Earlier this month, South San Francisco police arrested 53-year-old William Aguero on suspicion of a California DUI after they found him asleep behind the wheel of his vehicle.
Aguero’s vehicle was halfway up on the sidewalk with the engine running and in gear. Police and paramedics attempted to remove Aguero from the vehicle when they noticed that he could not walk unassisted. It was then that police suspected that Aguero was driving under the influence.
Police also learned that Aguero was on the California Department of Motor Vehicles and California Office of Traffic Safety’s DUI Hot List. The list was created as a California DMV program intended on discouraging repeat DUI offenders whose licenses are suspended from driving.
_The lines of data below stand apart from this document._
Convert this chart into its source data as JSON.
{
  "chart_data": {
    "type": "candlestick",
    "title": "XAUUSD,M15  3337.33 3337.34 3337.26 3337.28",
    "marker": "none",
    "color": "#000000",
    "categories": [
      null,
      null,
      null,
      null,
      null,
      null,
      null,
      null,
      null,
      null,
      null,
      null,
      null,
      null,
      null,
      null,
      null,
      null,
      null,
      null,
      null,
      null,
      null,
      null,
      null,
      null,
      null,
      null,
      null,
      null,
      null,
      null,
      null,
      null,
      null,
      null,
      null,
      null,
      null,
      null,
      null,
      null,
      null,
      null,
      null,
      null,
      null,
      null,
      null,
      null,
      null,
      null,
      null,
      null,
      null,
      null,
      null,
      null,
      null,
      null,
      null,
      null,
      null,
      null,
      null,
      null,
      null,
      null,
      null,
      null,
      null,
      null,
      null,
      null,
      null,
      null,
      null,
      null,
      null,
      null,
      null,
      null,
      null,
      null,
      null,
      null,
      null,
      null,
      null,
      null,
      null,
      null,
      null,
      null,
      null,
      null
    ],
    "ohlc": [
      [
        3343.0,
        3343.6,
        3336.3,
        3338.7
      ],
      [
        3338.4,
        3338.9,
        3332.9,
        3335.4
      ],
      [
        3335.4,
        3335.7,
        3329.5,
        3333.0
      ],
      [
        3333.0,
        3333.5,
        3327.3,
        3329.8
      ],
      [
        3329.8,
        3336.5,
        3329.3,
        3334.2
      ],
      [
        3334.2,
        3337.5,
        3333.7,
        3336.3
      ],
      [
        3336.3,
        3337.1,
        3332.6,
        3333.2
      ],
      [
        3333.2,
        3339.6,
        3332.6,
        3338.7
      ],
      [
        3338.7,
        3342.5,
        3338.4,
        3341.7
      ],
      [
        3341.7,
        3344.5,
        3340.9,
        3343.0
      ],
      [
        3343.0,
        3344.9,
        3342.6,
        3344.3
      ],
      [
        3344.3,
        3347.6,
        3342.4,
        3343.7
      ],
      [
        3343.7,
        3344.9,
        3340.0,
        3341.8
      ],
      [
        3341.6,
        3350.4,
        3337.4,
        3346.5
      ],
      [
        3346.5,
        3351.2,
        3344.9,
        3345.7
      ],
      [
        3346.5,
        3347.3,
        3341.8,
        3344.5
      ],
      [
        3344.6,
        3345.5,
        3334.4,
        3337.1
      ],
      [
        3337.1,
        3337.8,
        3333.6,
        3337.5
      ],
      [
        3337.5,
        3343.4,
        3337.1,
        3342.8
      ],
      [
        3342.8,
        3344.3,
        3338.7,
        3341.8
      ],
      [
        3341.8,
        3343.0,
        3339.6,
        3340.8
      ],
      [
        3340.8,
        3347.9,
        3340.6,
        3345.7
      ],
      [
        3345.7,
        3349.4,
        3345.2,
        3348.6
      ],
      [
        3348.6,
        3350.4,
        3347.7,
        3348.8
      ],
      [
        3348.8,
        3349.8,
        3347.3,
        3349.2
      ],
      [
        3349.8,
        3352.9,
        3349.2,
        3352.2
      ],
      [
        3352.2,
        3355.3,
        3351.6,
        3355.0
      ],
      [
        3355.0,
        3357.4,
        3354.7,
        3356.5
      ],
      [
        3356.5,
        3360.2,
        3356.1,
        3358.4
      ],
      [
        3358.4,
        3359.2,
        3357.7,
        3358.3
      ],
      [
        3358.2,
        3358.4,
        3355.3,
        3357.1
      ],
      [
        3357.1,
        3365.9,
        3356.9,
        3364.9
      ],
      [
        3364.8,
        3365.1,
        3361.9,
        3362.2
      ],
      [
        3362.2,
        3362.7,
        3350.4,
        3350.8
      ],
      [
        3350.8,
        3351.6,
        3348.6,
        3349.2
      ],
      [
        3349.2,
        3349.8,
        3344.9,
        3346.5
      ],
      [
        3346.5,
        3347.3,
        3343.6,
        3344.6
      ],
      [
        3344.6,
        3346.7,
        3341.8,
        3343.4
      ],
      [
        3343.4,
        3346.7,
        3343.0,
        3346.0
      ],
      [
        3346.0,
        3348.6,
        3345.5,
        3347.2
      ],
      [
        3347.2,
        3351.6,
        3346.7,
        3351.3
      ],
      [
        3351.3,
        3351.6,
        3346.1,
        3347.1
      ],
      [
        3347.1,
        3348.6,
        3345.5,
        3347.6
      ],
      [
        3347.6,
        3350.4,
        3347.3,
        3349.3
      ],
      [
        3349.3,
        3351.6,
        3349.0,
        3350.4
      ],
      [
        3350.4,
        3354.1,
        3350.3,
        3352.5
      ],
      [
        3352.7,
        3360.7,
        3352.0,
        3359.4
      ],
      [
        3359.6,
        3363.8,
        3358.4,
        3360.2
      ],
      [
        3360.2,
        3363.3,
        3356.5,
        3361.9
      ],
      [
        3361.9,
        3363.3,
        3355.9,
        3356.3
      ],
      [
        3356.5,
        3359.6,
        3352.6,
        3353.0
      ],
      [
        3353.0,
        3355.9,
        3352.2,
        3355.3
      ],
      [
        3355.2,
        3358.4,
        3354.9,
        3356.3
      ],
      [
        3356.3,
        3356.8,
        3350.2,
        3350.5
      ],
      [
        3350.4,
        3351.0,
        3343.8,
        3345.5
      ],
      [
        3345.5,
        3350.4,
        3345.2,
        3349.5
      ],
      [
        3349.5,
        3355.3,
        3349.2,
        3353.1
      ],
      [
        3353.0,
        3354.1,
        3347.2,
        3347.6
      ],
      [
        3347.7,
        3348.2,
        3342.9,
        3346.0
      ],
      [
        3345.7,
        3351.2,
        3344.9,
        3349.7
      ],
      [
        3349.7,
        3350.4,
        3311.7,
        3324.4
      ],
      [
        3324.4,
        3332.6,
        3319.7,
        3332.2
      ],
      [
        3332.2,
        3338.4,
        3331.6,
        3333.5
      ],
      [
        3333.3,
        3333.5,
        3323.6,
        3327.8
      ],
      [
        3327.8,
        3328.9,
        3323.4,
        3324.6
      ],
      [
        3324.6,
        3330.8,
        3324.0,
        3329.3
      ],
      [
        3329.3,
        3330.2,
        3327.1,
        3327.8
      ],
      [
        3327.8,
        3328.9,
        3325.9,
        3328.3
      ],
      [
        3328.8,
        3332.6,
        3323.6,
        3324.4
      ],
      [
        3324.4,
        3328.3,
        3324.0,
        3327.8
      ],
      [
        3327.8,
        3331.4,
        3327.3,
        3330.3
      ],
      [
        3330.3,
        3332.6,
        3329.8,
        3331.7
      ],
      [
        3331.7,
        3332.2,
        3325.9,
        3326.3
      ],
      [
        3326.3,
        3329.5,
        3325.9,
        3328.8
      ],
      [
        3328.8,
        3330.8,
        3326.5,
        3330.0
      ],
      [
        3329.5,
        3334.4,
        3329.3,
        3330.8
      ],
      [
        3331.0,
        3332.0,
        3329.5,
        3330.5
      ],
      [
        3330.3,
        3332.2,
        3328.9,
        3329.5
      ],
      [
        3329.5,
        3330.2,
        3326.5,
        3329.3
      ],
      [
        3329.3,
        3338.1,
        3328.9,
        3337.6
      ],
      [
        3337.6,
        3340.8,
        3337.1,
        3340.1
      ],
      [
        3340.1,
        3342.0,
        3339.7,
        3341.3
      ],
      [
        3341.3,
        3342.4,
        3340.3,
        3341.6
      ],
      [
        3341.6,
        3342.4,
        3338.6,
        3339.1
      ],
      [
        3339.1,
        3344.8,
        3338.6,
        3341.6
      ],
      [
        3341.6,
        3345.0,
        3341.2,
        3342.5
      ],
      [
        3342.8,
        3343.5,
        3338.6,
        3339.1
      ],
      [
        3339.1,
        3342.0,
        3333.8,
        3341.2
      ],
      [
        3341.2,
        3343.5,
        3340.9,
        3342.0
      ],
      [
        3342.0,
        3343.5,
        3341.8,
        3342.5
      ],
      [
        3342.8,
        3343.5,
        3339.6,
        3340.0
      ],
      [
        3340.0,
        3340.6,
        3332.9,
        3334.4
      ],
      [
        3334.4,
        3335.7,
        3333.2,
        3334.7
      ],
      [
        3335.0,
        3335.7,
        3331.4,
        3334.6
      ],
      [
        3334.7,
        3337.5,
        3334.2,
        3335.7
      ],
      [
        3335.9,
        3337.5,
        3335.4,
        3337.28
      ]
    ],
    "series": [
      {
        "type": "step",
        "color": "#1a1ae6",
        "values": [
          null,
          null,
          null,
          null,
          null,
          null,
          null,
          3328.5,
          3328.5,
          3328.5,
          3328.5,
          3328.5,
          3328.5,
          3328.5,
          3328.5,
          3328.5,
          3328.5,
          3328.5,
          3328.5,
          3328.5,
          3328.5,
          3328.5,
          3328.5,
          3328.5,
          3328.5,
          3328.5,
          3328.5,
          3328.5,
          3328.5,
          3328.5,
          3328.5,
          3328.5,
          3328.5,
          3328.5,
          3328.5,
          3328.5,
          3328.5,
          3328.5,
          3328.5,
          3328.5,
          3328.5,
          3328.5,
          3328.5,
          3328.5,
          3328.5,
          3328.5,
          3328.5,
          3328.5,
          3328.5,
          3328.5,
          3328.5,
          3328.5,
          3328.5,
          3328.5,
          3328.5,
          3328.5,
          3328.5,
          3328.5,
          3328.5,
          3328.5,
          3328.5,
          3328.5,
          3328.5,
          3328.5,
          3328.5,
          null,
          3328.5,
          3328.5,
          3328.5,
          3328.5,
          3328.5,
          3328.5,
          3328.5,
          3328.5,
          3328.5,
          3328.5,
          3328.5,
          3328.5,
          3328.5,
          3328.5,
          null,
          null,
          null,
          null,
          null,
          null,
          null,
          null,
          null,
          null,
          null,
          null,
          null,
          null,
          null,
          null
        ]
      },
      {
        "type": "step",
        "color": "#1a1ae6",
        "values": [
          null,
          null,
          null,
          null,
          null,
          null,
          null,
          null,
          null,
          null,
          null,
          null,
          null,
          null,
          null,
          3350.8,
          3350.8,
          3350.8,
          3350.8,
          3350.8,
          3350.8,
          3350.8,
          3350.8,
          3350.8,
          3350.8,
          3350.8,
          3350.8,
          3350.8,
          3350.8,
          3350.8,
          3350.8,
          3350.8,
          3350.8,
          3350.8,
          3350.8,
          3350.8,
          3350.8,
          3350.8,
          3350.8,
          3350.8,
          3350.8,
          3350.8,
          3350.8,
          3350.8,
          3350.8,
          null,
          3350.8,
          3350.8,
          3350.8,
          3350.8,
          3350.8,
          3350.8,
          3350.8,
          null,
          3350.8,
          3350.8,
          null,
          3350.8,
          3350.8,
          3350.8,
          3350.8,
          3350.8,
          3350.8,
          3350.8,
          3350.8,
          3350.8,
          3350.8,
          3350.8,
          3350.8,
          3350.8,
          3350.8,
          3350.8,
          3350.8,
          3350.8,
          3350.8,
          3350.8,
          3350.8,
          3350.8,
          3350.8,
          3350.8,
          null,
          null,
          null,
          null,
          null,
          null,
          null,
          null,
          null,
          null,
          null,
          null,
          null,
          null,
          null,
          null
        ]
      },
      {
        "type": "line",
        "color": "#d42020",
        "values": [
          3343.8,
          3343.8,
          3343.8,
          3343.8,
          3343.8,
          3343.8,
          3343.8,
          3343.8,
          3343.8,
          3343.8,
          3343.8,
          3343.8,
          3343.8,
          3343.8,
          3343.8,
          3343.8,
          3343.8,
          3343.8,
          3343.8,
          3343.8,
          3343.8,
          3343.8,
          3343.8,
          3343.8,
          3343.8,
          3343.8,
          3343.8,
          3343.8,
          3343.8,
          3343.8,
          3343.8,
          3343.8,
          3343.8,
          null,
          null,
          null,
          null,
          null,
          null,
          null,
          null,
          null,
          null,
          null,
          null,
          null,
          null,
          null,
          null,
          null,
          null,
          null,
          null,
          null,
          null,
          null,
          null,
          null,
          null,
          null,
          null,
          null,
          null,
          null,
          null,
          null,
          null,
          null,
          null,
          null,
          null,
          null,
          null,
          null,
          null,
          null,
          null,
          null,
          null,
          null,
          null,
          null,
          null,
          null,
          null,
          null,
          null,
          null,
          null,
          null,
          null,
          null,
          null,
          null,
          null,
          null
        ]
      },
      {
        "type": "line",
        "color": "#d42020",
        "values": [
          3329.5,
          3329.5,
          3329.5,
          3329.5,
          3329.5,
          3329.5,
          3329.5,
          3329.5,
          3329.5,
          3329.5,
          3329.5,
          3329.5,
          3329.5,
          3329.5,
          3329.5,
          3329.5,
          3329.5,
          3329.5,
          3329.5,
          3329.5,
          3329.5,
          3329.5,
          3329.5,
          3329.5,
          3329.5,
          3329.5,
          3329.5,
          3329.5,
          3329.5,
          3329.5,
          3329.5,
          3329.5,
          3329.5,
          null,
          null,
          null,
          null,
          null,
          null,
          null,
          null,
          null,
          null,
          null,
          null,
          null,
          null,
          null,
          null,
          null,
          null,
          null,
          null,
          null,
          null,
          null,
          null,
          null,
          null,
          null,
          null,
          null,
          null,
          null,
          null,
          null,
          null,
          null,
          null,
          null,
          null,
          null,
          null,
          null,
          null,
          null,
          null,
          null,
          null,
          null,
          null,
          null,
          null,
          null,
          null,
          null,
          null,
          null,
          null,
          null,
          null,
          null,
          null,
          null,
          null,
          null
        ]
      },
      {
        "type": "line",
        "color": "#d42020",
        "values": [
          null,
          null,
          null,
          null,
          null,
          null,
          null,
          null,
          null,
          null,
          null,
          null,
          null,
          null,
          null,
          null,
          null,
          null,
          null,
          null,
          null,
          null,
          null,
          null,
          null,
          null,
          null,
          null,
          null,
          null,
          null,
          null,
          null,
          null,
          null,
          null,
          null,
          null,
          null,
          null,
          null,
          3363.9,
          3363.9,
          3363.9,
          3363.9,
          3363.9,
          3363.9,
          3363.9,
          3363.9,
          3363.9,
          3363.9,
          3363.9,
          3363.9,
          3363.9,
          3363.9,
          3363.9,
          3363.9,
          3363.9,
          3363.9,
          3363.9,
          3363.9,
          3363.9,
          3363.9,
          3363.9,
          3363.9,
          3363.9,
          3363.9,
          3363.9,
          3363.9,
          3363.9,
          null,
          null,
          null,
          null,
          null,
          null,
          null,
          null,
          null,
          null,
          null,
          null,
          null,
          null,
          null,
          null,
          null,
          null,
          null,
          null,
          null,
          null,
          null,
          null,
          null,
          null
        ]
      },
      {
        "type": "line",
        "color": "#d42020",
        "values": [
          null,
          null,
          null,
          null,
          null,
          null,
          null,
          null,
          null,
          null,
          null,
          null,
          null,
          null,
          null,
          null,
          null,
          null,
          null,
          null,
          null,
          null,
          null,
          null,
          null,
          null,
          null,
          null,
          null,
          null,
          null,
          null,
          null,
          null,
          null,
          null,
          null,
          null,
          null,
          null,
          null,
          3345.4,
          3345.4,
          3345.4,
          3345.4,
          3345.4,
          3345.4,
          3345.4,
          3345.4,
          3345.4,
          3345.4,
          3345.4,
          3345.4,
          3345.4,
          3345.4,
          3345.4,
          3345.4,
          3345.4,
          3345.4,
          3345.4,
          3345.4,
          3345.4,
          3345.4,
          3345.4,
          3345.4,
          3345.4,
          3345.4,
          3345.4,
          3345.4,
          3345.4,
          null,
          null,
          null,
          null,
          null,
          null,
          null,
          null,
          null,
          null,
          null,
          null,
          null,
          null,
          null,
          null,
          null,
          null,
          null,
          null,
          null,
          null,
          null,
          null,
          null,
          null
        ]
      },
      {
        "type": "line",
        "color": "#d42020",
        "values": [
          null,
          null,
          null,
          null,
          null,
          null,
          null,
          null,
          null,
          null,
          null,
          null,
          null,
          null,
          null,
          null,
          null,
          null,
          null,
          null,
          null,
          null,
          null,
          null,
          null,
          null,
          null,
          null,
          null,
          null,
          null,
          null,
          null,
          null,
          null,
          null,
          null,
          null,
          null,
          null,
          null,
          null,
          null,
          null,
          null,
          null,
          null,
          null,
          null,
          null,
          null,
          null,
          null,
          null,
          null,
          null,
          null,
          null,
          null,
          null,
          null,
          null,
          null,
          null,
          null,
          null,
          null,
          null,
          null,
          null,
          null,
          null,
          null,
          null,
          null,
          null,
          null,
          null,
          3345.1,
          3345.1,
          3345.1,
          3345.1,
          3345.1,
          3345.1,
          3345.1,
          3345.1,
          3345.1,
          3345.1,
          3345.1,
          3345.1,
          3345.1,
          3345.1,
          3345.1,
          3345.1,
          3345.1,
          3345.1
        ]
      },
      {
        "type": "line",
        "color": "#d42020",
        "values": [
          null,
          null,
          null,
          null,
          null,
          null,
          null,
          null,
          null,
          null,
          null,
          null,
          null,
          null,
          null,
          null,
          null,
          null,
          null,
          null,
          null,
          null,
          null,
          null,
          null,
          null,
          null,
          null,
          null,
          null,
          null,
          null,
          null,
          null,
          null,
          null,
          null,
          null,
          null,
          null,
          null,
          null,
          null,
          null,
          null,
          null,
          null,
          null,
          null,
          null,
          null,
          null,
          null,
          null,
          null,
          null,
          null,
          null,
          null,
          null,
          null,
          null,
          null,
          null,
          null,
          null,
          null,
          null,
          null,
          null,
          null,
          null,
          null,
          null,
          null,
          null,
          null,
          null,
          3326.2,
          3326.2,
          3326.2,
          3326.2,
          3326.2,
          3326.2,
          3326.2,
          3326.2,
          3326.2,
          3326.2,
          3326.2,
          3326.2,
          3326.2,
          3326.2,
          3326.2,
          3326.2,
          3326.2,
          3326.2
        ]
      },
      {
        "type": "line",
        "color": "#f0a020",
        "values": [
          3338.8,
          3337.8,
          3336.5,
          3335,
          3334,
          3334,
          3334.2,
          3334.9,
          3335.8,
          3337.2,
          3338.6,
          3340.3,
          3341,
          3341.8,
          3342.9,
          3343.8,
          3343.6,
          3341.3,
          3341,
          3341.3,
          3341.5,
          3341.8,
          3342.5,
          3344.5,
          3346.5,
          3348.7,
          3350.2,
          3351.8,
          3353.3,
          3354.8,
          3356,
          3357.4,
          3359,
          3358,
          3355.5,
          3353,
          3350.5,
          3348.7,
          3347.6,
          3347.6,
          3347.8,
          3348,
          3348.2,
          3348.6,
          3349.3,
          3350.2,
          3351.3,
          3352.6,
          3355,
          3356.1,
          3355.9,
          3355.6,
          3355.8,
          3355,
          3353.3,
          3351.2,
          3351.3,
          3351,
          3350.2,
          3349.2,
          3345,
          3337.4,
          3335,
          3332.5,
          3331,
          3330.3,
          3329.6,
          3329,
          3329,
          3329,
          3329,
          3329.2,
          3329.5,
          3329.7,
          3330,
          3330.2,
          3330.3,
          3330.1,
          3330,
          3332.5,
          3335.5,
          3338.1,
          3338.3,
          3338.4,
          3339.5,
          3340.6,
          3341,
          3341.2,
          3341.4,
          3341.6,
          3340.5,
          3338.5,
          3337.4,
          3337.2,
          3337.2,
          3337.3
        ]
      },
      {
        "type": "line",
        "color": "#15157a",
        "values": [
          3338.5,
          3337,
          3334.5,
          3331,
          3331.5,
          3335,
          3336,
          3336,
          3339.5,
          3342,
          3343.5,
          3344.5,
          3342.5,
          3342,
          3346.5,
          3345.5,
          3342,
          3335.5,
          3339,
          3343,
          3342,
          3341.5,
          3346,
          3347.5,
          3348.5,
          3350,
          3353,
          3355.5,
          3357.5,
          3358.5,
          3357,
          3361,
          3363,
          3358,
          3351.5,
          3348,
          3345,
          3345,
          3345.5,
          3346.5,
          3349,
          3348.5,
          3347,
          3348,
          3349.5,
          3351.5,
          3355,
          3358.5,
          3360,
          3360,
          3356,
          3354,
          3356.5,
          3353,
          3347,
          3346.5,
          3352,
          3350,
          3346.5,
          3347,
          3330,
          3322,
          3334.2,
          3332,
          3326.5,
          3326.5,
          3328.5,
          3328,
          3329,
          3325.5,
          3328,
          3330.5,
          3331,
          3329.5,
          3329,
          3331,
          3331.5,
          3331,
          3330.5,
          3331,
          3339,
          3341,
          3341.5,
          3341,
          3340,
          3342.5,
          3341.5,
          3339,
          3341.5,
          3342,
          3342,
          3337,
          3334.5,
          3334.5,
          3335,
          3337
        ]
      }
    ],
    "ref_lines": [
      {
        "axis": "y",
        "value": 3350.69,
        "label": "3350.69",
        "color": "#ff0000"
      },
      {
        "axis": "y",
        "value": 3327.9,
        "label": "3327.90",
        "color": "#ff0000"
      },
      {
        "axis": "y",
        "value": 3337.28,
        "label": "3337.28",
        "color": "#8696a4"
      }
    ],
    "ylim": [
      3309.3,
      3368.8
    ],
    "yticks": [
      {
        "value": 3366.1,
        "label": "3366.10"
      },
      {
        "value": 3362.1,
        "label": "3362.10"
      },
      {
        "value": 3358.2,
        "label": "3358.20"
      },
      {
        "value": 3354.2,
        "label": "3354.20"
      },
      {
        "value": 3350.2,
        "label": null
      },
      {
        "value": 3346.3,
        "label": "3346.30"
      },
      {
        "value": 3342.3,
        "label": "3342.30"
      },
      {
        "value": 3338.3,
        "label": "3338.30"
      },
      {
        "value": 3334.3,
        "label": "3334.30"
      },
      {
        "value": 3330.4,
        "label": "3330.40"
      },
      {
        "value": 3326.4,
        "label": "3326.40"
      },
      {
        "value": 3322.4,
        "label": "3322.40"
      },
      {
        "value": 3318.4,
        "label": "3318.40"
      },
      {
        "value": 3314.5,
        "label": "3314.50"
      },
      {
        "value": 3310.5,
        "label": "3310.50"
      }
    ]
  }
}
Aguero’s case raises a question often asked regarding the California DUI: Can you be arrested, charged, and convicted if the police don’t actually see you drive?
California is unlike other states in that it actually requires driving, or slight volitional movement, of the vehicle. Other states only require that a person be in “dominion and control” of the vehicle with the mere ability to drive the vehicle.
Unfortunately, California’s driving requirement can be proven through circumstantial evidence of movement.
Circumstantial evidence doesn’t by itself point to guilt, but allows the jury to infer guilt through the circumstances surrounding of the arrest.
Although the officers did not actually see Aguero drive his vehicle, the circumstantial evidence they will use to prove he drove will likely be the fact that his vehicle was up on the curb, the fact that his vehicle’s engine was on, and the fact that the vehicle’s transmission was in gear.